Crouching, Nate stealthily threaded through the thick undergrowth. He made no more noise than the breeze, with hardly a rustle of a leaf or stem.
Winona matched him, moving in perfect mimicry, stepping where he stepped.
The odor grew stronger.
Soon the trees thinned. Wary of being spotted, Nate slowed. They were near the prairie, and he saw the source of the smell. “Dear God.”
Winona looked away, steeled herself, and looked back. “I never get used to it. No matter how many times, I never do.”
Nate absently nodded. “It won’t be the last time.” Not with hostilities so widespread.
A stone’s throw from the trees stood two wagons. Their teams were gone, and their canvas tops had been cut off. Belongings lay scattered everywhere, most smashed or hacked to bits, a few intact, everything from a butter churn to tools to clothes to a piano. But it wasn’t the possessions that caused Nate’s breath to catch in his throat. It was what was left of the people who owned them.
“I think one is still alive,” Winona whispered.
So did Nate.
There were four, all told. Two men of middle years, a woman who had to be in her sixties, and a strapping young man who had not yet seen twenty. The first two had been lashed to wagon wheels and then things were done to them, things involving knives and tomahawks and body parts that were no longer part of their bodies.

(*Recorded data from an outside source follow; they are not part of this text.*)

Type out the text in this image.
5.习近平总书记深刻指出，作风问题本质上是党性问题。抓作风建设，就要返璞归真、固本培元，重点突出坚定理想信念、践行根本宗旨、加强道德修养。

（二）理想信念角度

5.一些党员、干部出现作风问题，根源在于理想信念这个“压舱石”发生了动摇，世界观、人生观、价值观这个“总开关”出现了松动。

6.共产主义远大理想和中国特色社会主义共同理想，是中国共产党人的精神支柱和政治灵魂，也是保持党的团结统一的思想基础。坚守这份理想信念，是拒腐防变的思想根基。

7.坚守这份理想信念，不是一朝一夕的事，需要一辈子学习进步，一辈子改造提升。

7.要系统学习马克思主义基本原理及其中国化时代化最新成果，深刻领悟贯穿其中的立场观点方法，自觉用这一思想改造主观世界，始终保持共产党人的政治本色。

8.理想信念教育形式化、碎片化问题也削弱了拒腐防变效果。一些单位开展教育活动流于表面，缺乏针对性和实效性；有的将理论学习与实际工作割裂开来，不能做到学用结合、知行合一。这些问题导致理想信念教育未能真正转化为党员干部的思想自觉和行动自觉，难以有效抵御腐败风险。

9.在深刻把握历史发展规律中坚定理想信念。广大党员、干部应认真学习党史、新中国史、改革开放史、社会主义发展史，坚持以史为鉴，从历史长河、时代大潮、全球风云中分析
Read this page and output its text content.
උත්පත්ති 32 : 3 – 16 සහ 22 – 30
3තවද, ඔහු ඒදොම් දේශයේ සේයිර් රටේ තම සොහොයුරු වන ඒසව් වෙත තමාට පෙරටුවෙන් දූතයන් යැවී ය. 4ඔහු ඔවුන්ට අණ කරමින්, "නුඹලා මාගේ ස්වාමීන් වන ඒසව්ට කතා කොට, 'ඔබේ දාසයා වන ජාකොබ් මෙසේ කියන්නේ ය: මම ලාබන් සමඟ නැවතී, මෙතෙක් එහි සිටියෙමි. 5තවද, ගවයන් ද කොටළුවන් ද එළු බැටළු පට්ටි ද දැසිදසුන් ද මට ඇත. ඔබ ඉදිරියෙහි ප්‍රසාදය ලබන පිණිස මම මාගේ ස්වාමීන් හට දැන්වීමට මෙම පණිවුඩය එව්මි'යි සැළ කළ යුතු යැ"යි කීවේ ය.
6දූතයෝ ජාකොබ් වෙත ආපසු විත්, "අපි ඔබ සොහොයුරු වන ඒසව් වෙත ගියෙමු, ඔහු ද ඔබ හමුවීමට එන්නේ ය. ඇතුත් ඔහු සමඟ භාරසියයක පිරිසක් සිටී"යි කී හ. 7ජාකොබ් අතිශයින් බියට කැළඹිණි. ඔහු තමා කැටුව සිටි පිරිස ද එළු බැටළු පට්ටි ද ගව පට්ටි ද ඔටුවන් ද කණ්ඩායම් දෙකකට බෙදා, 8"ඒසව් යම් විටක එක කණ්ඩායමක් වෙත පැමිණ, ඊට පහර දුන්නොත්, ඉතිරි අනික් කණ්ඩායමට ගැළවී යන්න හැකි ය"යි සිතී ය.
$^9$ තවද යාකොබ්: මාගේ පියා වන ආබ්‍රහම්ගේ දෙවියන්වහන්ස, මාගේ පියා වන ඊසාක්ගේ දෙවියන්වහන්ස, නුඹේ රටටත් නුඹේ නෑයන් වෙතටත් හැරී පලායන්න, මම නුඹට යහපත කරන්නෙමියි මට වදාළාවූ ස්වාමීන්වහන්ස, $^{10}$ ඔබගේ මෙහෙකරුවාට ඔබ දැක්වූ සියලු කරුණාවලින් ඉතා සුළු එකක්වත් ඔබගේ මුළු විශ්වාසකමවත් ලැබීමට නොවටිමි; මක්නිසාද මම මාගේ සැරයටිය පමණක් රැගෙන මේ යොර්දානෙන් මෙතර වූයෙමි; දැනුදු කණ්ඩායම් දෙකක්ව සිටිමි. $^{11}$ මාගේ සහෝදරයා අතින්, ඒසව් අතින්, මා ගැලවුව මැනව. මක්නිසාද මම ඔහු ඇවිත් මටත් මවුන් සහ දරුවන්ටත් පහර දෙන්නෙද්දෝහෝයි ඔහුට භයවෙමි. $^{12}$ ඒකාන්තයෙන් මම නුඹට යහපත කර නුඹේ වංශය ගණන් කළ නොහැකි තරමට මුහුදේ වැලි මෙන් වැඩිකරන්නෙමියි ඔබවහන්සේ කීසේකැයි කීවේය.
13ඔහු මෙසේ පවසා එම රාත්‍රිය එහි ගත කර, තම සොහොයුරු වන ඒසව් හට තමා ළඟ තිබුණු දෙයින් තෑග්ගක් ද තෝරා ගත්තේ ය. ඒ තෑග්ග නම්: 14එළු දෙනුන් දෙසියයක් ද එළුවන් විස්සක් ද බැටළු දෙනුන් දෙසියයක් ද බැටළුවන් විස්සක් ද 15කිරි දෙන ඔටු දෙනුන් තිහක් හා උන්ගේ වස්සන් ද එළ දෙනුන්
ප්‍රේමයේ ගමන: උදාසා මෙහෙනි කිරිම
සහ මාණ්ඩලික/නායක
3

The young man fared the worst. Staked out spread-eagle, he’d been stripped and then worked on with a knife. His eye sockets were empty, his nose was gone, and the ruin of his mouth exposed bared teeth where his lips had once been.
It was the old woman who was still alive. She, too, had been staked out and stripped. She had all her body parts. She just didn’t have any skin.
Nate warily moved into the open. The tracks of unshod horses led off to the northeast. “Whoever did this is long gone.”
“Dakotas, maybe,” Winona said. “Or Pawnees.”
The old woman weakly turned her head and her watery eyes blinked. She tried twice to speak, then croaked at Nate, “You’re white; aren’t you?”
Nate could barely stand to look at her. The human body without skin was hideous. “I am.”
“They took my daughter and her kids. And Tom’s wife. I could hear them scream as they were dragged off.”
Nate said nothing.
“We were bound for Oregon country.”
“Only the two wagons?” Nate was surprised. Normally, for mutual protection, whites traveled in trains of twenty or more.
“We thought we could make it on our own.”
Nate waited for the inevitable.
The woman’s watery eyes focused on his face. “I hurt, mister. I hurt awful bad. And I could be a long time dying.”
“A long time,” Nate agreed.
“Do me a favor, will you?”
Knowing full well what she wanted, Nate King nodded.